The first all-in-one ESG 401(k) is going live today, a plan catered to small employers with a short list of funds vetted by Morningstar Investment Management.
The company, along with Plan Administrators, Inc. (PAi), first announced the plan, known as a Pooled Employer Plan, or PEP, in October 2021. This week’s launch coincides with the Department of Labor’s new ESG rule going into effect, a detail that allows plans to consider ESG factors including – crucially – the default investment options, which most often are target-date funds.
“This is going to engage a certain set of investors that might historically have been on the sidelines,” said Brock Johnson, president of global retirement and workplace solutions at Morningstar. “They might not feel connected to their money in any way, and ESG gives them the opportunity to see what their money is doing.”
The plan includes 10 US mutual funds from several providers: Parnassus, Boston Trust Walden, Calvert, TIAA, Fidelity, Vanguard and RBC. Morningstar also has a custom target-date option that uses those funds as the underlying investments.
“Any fund in the PEP is subject to the same investment screens and due diligence that we apply in a non-ESG plan.
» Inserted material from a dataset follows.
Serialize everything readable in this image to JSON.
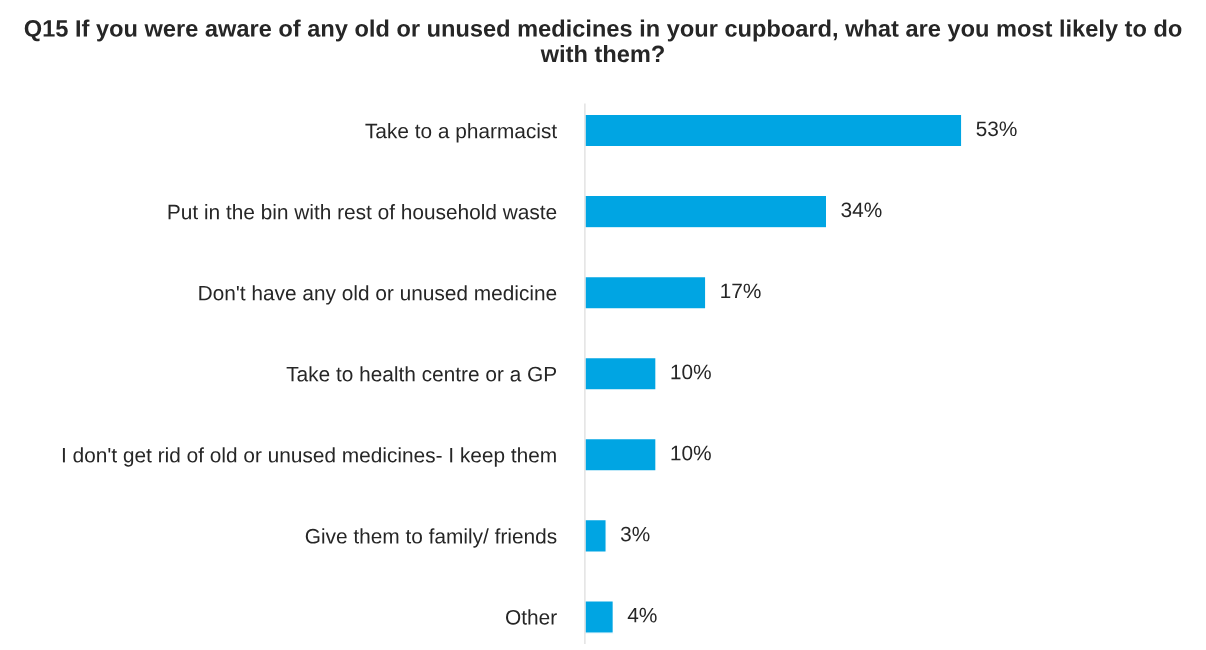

You don’t get a pass for being an ESG-oriented strategy,” said Peter Di Teresa, head of manager selection for Morningstar Research Services.
Morningstar chooses the funds for the plan by screening a wide range of investments for expenses and risk, then determining if the remaining list of funds are appropriate for a retirement plan. It then considers funds based on Morningstar’s analyst and quantitative ratings as well as sustainability scores, the latter of which are based on material considerations, Di Teresa said.
A couple of options on the plan menu – the money market fund and Treasury Inflation Protected Securities fund – are not ESG-specific, as those categories don’t lend themselves to it, he said.
The plan will also include a mix of actively managed and index fund choices.
Although the investments in the plan exclude certain high-emitting holdings, such as coal, they do not exclude the fossil fuel business entirely. However, oil and gas companies that are in funds within the plan have better sustainability ratings than peers, Di Teresa said.
A new type of plan
PEPs are a relatively new kind of 401(k) that let unrelated employers participate in the same plan. The benefits of that arrangement are cost and professional management. For example, small businesses get better pricing on plan administration and investments than they might be able to secure on their own, and they hand off most of their fiduciary liability to the companies overseeing the plan.
“The complexity with ESG is that many plan sponsors may not have the resources to dive into the details,” Johnson said. “It’s not easy for them to make a decision.”
For the Morningstar ESG Pooled Employer Plan, PAi Trust acts as the pooled plan provider, or the sponsor to the PEP. That company oversees the plan’s administration, including the hiring and retention of the investment manager, Morningstar Investment Management.
That unit of Morningstar is the plan’s 3(38) fiduciary, which means that it bears full responsibility for selecting and monitoring the plan’s investment lineup. That leaves the only fiduciary liability for participating employers being their choice of the PEP itself.
PEPs could see a boost in demand because of requirements in a growing number of states for employers to provide retirement plans to their workers. States like California, Illinois and Oregon have their own government-sponsored IRAs, but PEPs are an alternative to those.
“You might see some larger plans that would want to move into something like this, but we continue to do a lot of business with startups,” said Amy Hermann, director of sales and marketing of PAi. “We do get quite a few requests on a weekly or monthly basis looking for ESG lineups.”
Costs for the Morningstar PEP include a setup fee of $390 and a $200 monthly administration charge for employers. Workers who participate in the PEP will pay a record keeping cost of $4 per month, an administration and trading fee of 7 basis points, a 25bp investment fiduciary fee, the investment management fees of funds they choose along with any fees set by advisers.
“It’s a cost-conscious offering,” Di Teresa said. “It’s appropriate everywhere, but it makes particular sense in the PEP universe.”
The plan debut comes days after half the states in the country filed a lawsuit against the DOL, seeking to block and dismantle the new ESG rule. However, lawyers who specialize in employee benefits said they see a difficult path for the litigation, as the rule was carefully drafted and does not require employers to consider ESG factors.
“This is good for investors,” Johnson said of the new plan. “This is more about choice than anything else.”